La remise en question de la réalité fait partie du quotidien des artistes, qui, à travers leurs œuvres, créent des objets artificiels ayant trait à la fois à la réalité et à la fiction. De nos jours, le monde virtuel vient s’ajouter au monde physique et les technologies permettant de manipuler la photographie et la vidéo ont contribué à un estompement progressif des frontières entre réel et fictif. Realfictions, l’exposition actuelle à la Galerie l’indépendance, a été conçue par Didier Damiani et montre l’aboutissement des réflexions que 17 artistes ont menées autour de ces deux notions.
Dans ses œuvres Radioactive cats (1980) et Revenge of the goldfish (1981), l’artiste américaine Sandy Skoglund fait l’analyse de la relation de la photographie à la manipulation et de la réalité à la surréalité. Les deux photographies montrent une invasion d’animaux (des chats, respectivement des poissons rouges) dans un intérieur monochrome, habité par des personnes. De prime abord, ces images semblent être manipulées par l’ordinateur. Elles sont cependant nées d’un long travail de studio qui dure parfois des semaines, voire des mois avant d’aboutir au résultat désiré de trompe-l’œil.
Dans sa série Le Monde 2009 1-12 (2010), Marco Godinho s’intéresse lui aussi à l’influence que les images peuvent exercer sur un individu. L’artiste a reproduit au graphite la page de couverture de la première édition de chaque mois de l’année 2009 du journal Le Monde et jette un regard critique sur les médias et sur le pouvoir qu’ils exercent sur notre conception de la réalité. Il en est de même pour Wang Du, artiste chinois vivant en France. Son œuvre Je suis la réalité (2005) est une tapisserie de trois mètres sur quatre de son portrait et de la phrase provocatrice « Je suis la réalité » signée Wang Du. L’artiste ne se considère pas seulement en tant que représentant de la réalité, mais s’impose comme étant « la » réalité elle-même.
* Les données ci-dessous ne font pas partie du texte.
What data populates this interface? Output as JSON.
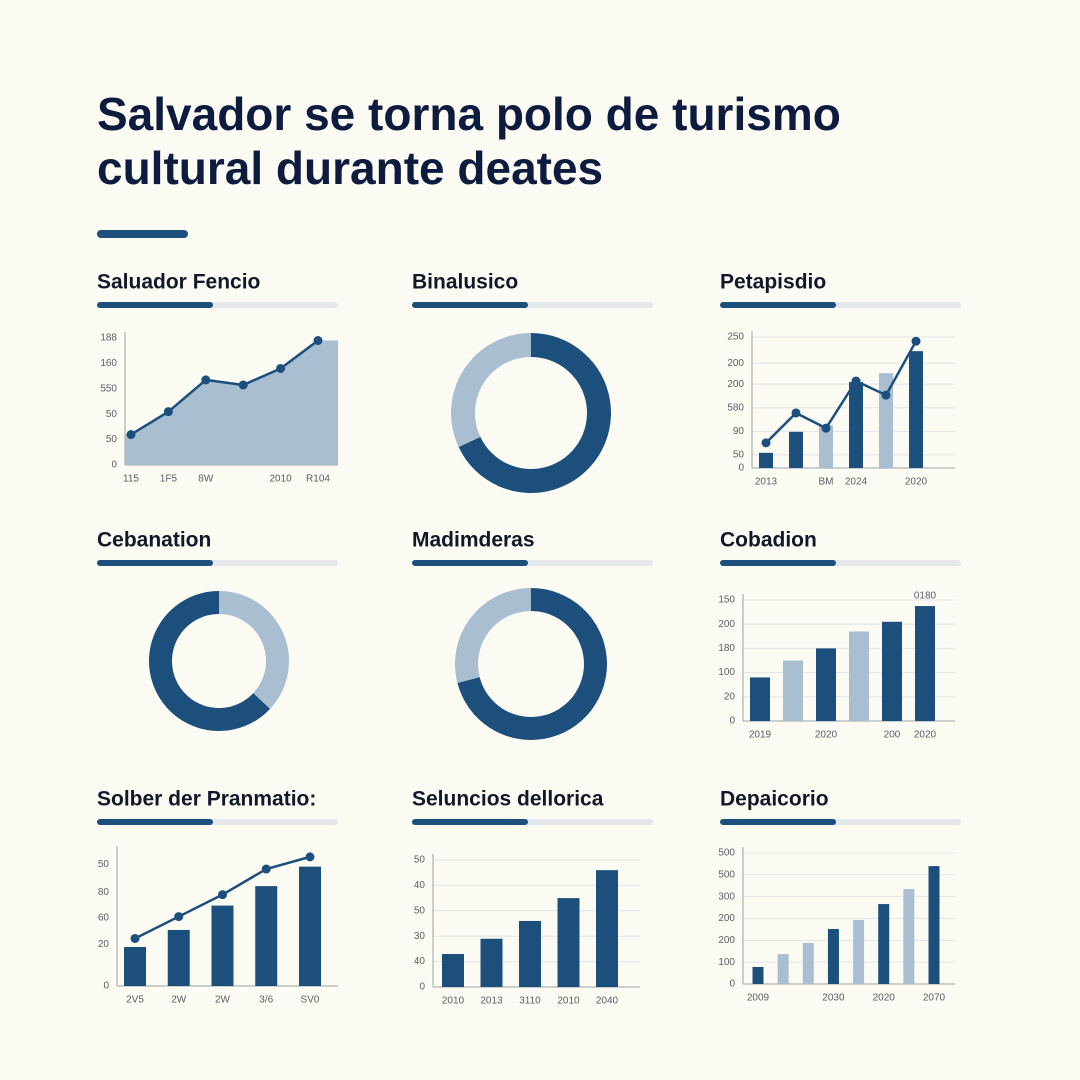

Il accuse par là les médias de masse qui, eux aussi, se veulent être « la » réalité. Tout comme Godinho, Wang Du a choisi un support et une technique uniques, difficilement reproductible à l’infini, pour s’attaquer aux médias.
D’autres artistes, comme Pascal Bircher et Adam Vackar, se servent justement de la photographie elle-même pour renvoyer à sa double capacité de témoin d’un espace-temps précis de la vie et de moyen d’illusion, voire de mensonge. Justine Blau réalise dans ses œuvres The circumference of the cumanán cactus et World in a box – Alps (2011) des collages à partir de photographies récupérées sur Internet. Ces paysages suscitent un sentiment d’inquiétante étrangeté auprès du spectateur qui en reconnaît certains éléments, alors que l’ensemble n’existe pas tel quel en réalité.
Le paysage en tant que lieu mystérieux, insolite ou mythique se retrouve chez un certain nombre d’artistes exposés dans Realfictions : trois peintures de Grégory Durviaux, six photographies de l’Islande de Vanessa Gandar, une série photographique de neuf silos de Mike Lamy et une vidéo d’une bande de plage assaillie par la mer des deux côtés de Saskia Raux et de Marc Scozzai (Horizons de 2011). Cette dernière est obtenue par un dédoublement symétrique de l’image filmée, avec un léger décalage dans le temps pour le défilement de la partie droite. Le monde révisé d’un point de vue plus humaniste est le thème de l’œuvre de The Plug et de Stéphanie Rollin, I love you but I’ve chosen darkness (Golden shoot) (2011). Leur table en inox fait référence à celles installées dans les maisons de désintoxication et renvoie à l’état d’emprisonnement et de sombrement dans les ténèbres. L’œuvre Décrocher la lune (2009) de Sébastien Goujo, des clous enfoncés dans une plaque de bois, incite le spectateur à se déplacer et à adopter une position active face à ce qu’il perçoit.
Martine Feipel et Jean Bechameil consacrent leur œuvre The picture room recess (2011) à la perception de la réalité. Une entrée, dont les portes sont revêtues de miroirs nous rappelle le passage d’Orphée dans l’autre monde, un passage qui se fait dans le film de Cocteau (Orphée de 1950) à travers un miroir. La perception est mise à l’épreuve par la déformation (le miroir est légèrement déformé) et par le positionnement face à l’œuvre (selon sa position, le spectateur apparaît et disparaît dans le miroir). Une fois de plus, les artistes interviennent sur la réalité que nous voyons et nous en imposent une autre.
Finalement, The Present (2010) de Jerry Frantz, un coffre-fort avec les petites armoiries du Luxembourg (le lion rouge à la double queue) sur les côtés, est installé en plein centre de la galerie, qui se situe à l’entrée de la banque. L’emplacement du coffre-fort (en bois) n’est pas sans ironie et suggère une réflexion sur la réalité du système économique. À travers l’exposition qui vaut le détour au siège social de la Bil, le spectateur est amené à remettre en question ce qu’il voit et ce que les artistes, représentants de la réalité, lui proposent.